This morning I was tired, a little sore, kind of had a headache, and was really having a hard time starting the day. Ever had one of those? I rolled out of bed later than I should, so I had to put on worship while I was doing a few morning tasks. As the song "Where I Belong" by Cory Asbury came on (one of my favorites), a mood change occurred. Amazing how the sweet presence of God can do that. I was singing along I finally found where I belong when my favorite part came on... "I am my Beloved's and He is mine".
As I sang I was taken back to a time in college when God first started speaking to me about being His beloved and I took Him seriously. I am His Beloved. He is mine. I am His. He is mine.

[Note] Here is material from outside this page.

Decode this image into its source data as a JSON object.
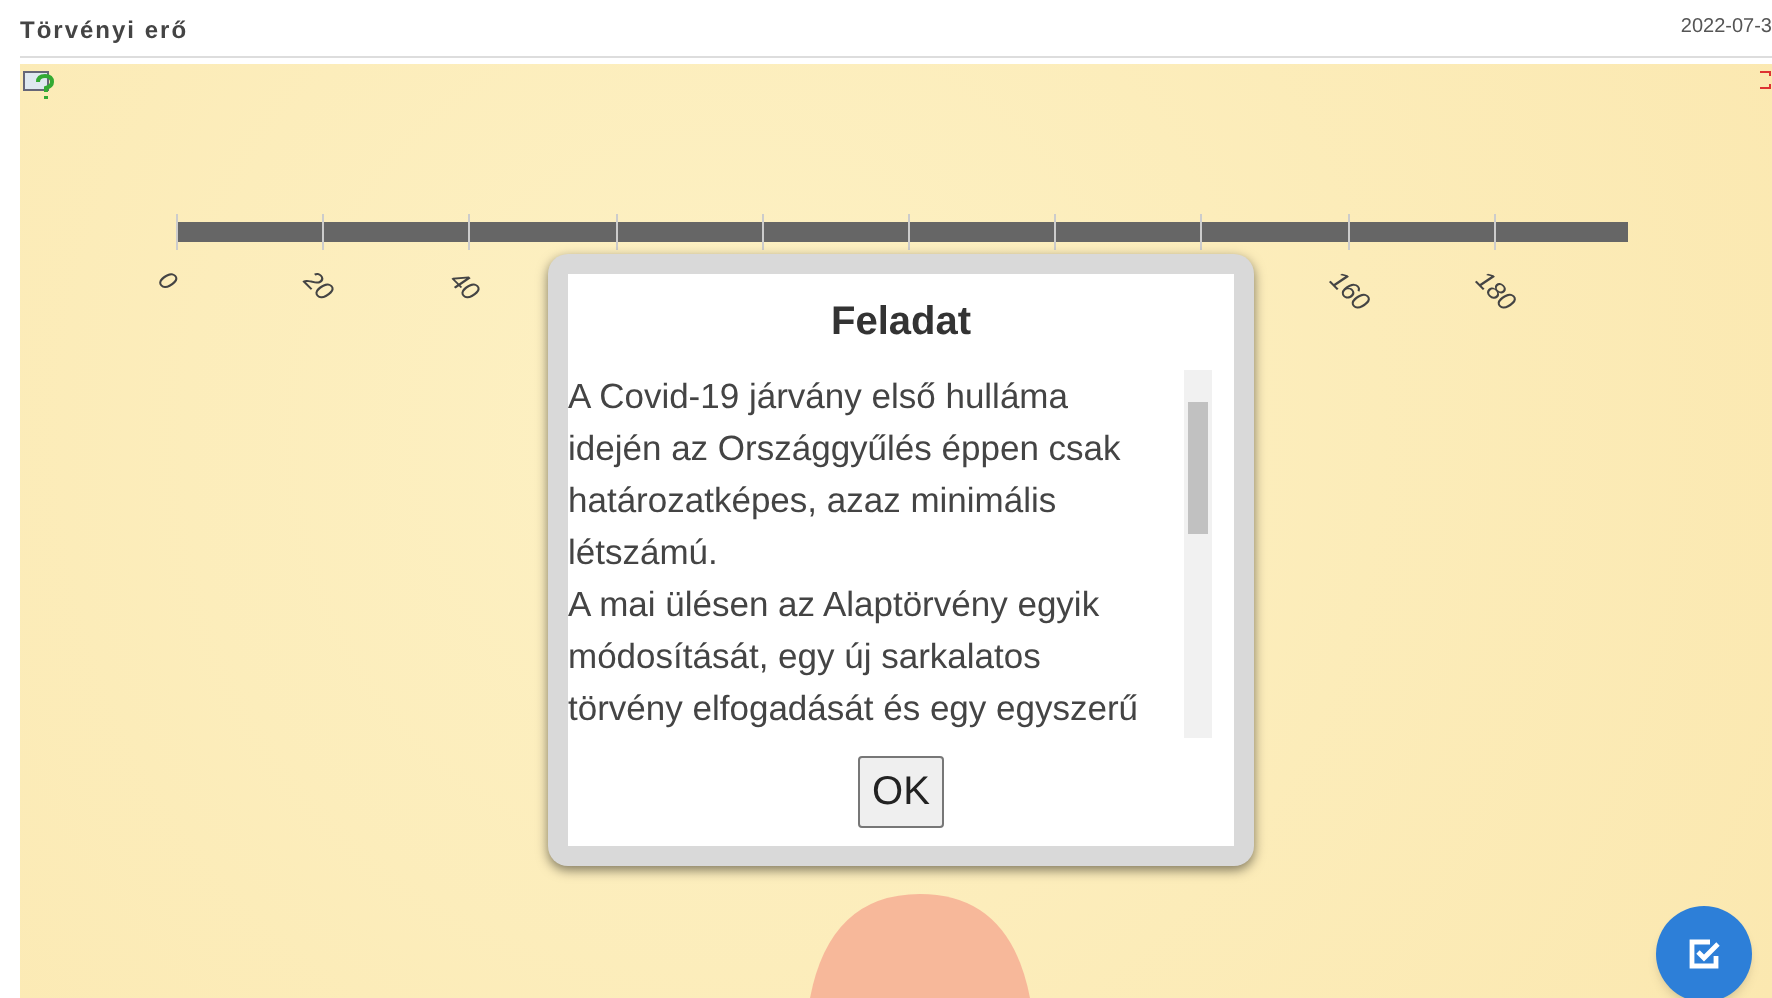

Not only am I His, bought with a high price, paid for, prized possession, precious daughter... but He is mine. He is my Daddy, my Friend, my Father, my God, my Redeemer. I am His and He is mine.
As John boldly laid upon the chest of Jesus, so do I enter into the presence of my God boldly and even on mornings like this where I am tired, I am weak, and He grabs me and renews my strength. He reminds me that I am His and He is all sufficient.
As the song finished I sat down and tears filled my eyes, may we never forget the privilege of being His. I have somewhere I can go to where love is unconditional, where attitudes can be changed in an instant, where weariness can disappear, where headaches can be healed, where anxiousness can be turned to peace, where worry can be turned into faith. I have a place to go where my Daddy is consistent. He will never change never ever ever, and will always be true to His Word. He will always forgive, He will always show mercy, He will always give grace, He will always love me.
Oh how happy it makes me to sing... I am my Beloved's and He is mine. Everything could go wrong today and at the end of the day, I will still be His, and honestly I have no other need. The love of my life calls me His own, I have no greater joy in life than that.